Actigraphy is a non-invasive method of monitoring circadian rhythms and motor activity. We systematically reviewed extant evidence until September 2018 pertaining to actigraphy use in schizophrenia, its clinical/biological correlates and posit future research directions. Within 38 included studies involving 2700 subjects, patients with schizophrenia generally have lower motor activity levels, poorer sleep quality and efficiency, increased sleep fragmentation and duration compared with healthy controls. Lowered motor activity and longer sleep duration in patients were associated with greater severity of negative symptoms. Less structured motor activity and decreased sleep quality were associated with greater severity of positive symptoms, worse cognitive functioning involving attention and processing speed, illness chronicity, higher antipsychotic dose, and poorer quality of life.
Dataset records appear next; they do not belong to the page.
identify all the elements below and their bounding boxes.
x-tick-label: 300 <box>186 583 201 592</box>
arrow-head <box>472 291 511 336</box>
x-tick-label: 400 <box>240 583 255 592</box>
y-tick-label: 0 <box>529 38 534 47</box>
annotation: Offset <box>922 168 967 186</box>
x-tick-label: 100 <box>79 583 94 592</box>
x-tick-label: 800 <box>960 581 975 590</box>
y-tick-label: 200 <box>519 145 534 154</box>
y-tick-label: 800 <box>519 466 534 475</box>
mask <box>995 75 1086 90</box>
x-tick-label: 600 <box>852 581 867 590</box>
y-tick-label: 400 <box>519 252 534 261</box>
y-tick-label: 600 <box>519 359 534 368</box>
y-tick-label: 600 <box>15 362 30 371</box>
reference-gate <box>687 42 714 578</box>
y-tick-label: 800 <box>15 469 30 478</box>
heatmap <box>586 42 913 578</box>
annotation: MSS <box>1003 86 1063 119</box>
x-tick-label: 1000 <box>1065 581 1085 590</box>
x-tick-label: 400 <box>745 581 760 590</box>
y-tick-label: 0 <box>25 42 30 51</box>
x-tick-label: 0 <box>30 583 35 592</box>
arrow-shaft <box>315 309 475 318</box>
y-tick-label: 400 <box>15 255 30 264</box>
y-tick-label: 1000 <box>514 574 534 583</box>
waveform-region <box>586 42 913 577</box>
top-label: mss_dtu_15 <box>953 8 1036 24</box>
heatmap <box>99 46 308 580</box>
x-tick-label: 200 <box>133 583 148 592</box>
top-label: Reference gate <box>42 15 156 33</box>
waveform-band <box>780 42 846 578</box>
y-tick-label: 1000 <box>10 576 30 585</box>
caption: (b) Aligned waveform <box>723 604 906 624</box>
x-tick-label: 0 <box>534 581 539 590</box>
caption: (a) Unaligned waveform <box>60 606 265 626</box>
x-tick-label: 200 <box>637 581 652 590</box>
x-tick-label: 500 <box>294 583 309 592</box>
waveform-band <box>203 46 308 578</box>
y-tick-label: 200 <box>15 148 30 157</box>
Correlations of actigraphic measures with biological factors are sparse with inconclusive results. Future studies with larger sample sets may adopt a multimodal, longitudinal approach which examines both motor and sleep activity, triangulates clinical, actigraphic and biological measures to clarify their inter-relationships and inform risk prediction of illness onset, course, and treatment response over time.

译文

活动描记法是一种监测昼夜节律和运动活动的非侵入性方法。我们系统地回顾了现存的证据,直到与精神分裂症中使用活动性技术有关的2018年9月,其临床/生物学相关性以及未来的研究方向。在38项涉及2700名受试者的研究中,与健康对照组相比,精神分裂症患者通常具有较低的运动活动水平,较差的睡眠质量和效率,增加的睡眠碎片和持续时间。患者的运动活动降低和睡眠时间延长与阴性症状的严重程度相关。较少的结构化运动活动和睡眠质量下降与阳性症状的严重程度,涉及注意力和处理速度的认知功能差,疾病的长期性,较高的抗精神病药剂量和较差的生活质量相关。活动性测量与生物因素的相关性很少,结果不确定。具有较大样本集的未来研究可能会采用多模式,纵向方法,该方法检查运动和睡眠活动,对临床,活动和生物学措施进行三角测量,以阐明它们之间的相互关系,并告知疾病发作,病程和治疗反应随时间推移的风险预测。